Any Decision or Order on the merits of the Commission en banc shall become final and executory if no appeal is taken to the Supreme Court within ten (10) days from notice in accordance with the law.
Thus, we find that the respondent Workmen's Compensation Commission was merely implementing the rules for a speedy and orderly transition to a new system when it immediately reviewed the case en banc and directed petitioner to appeal to this Court without recourse to any motion for reconsideration. This procedure did not in any way deprive petitioner of his day in court. There is no showing that the case was not given its proper course.
Finally, we come to the petitioner's contention that the claim comes within the compensatory provision of the Workmen's Compensation Act. We sustain the finding of the respondent commission that the presumption of compensability can not attach in this case because of claimant's failure to show a preliminary link between his illness and his employment.
From the evidence submitted by the claimant, it is alleged that this illness manifested itself in 1968 when according to his co-employee he was suffering from severe headaches. However, the disability occurred 3 years later or in 1971. In this case, assuming that the symptoms of schizophrenia appeared in 1968, yet the mere fact that it developed gradually and imperceptibly over a period of 3 years, constitutes the same illness as Idiopathic. In Vergara v. Pampanga Bus Co., Inc. (62 Phil. 820), this Court held that: "A general Idiopathic disease is not within the compensatory provisions of the Workmen's Compensation Act. An Idiopathic disease in the sense in which the term is used in the discussion of the cases is one which develops almost imperceptibly and, while it may be attributable to external conditions, is also dependent in part on conditions inherent in the individual. Disability resulting from pre-existing disease and not from the accident or injury and having only a casual connection between exposure and illness is not compensable."
We agree with the respondent Commission's finding that "it is quite dangerous and unfair to the employer to accord unqualified credence to the self-serving statement of a claimant which is entirely unsupported by medical record of treatment and confinement" especially in a case involving mental ailments.
In the case of Magalona and Co. v. Workmen's Compensation Commission et. al., (101 Phil. 439) where the claimant's psychosis developed after an eye injury was sustained in the course of his employment, we held that: "... Short of any showing by evidence that claimant's injury resulted from his eye injury, many other factors may be surmised to have intervened not necessarily connected with the eye injury, which could have induced the psychosis. As a matter of fact, the authorities hold the view that insanity which comes about after an injury cannot necessarily be presumed to be causally linked. The legal causation must still be established and proved."
Coming now to private respondent's motion to cite in contempt the two employees of the Moreno Law Office, although we find their acts improper and unbecoming we nevertheless decline to grant the motion.
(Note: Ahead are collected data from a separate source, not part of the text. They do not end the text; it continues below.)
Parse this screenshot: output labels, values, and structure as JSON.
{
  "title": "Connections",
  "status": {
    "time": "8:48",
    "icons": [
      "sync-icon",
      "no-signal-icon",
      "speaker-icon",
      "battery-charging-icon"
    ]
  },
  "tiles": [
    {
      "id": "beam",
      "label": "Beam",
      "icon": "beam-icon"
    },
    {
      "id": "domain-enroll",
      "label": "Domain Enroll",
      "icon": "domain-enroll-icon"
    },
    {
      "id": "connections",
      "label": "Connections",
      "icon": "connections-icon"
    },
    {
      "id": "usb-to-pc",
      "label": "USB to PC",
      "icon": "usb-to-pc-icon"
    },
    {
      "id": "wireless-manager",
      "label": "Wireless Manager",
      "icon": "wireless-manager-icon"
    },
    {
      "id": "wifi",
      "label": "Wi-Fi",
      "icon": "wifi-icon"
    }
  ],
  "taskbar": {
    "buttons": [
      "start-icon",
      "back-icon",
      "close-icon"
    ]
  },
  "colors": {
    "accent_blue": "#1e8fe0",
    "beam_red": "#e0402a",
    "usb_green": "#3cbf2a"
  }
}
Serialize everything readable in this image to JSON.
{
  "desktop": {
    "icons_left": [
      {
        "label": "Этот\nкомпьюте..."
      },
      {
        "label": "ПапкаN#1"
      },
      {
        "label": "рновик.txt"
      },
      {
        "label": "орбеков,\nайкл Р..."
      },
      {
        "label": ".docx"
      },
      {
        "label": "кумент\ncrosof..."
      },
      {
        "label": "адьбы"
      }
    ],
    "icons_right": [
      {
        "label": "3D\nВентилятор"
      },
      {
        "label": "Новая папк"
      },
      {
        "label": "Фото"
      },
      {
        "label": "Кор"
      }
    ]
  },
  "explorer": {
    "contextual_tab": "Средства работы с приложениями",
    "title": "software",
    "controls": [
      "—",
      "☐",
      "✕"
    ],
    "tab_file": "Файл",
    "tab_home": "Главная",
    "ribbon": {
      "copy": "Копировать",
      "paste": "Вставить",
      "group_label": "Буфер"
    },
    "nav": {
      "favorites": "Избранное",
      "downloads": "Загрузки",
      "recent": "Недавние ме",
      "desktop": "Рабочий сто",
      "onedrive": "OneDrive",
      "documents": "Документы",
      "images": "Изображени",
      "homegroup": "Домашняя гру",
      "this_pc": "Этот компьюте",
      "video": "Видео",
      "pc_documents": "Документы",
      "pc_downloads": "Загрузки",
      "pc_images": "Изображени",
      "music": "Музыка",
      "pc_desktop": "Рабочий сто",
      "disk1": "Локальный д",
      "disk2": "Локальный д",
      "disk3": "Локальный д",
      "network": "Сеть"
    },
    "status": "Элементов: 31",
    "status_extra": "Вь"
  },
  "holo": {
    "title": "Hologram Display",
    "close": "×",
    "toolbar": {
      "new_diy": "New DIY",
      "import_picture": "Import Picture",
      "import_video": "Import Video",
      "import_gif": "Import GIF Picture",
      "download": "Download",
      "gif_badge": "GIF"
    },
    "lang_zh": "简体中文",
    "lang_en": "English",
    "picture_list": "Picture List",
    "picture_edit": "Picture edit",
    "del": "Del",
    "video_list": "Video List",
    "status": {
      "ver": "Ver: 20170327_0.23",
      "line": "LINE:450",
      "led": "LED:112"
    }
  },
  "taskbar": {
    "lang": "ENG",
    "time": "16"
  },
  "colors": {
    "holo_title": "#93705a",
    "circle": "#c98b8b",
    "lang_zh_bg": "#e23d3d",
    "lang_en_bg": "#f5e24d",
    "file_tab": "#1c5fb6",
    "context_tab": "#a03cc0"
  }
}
In repeated decisions, we have ruled that the power to punish for contempt is to be exercised with restraint and judiciousness. It should be exercised on the preservative and not the vindictive principle; with the corrective rather than the retaliatory Idea of punishment. Only occassionally should a court invoke its inherent power in order to retain that respect without which the administration of justice must falter or fail. Such power being drastic and extraordinary in its nature should not be resorted to unless necessary in the interest of justice. (Villavicencio v. Lukban, 39 Phil. 778; People v. Marcos, 70 Phil. 468; Yangson v. Salandanan, 68 SCRA 42; Fontelera v. Amores, 70 SCRA 37; and Blancaflor v. Laya, 82 SCRA 148).
WHEREFORE, the assailed decision of the Workmen's Compensation Commission is AFFIRMED. No costs.
SO ORDERED.
Teehankee (Chairman), Melencio-Herrera, Plana, Relova, De la Fuente and Alampay, JJ., concur.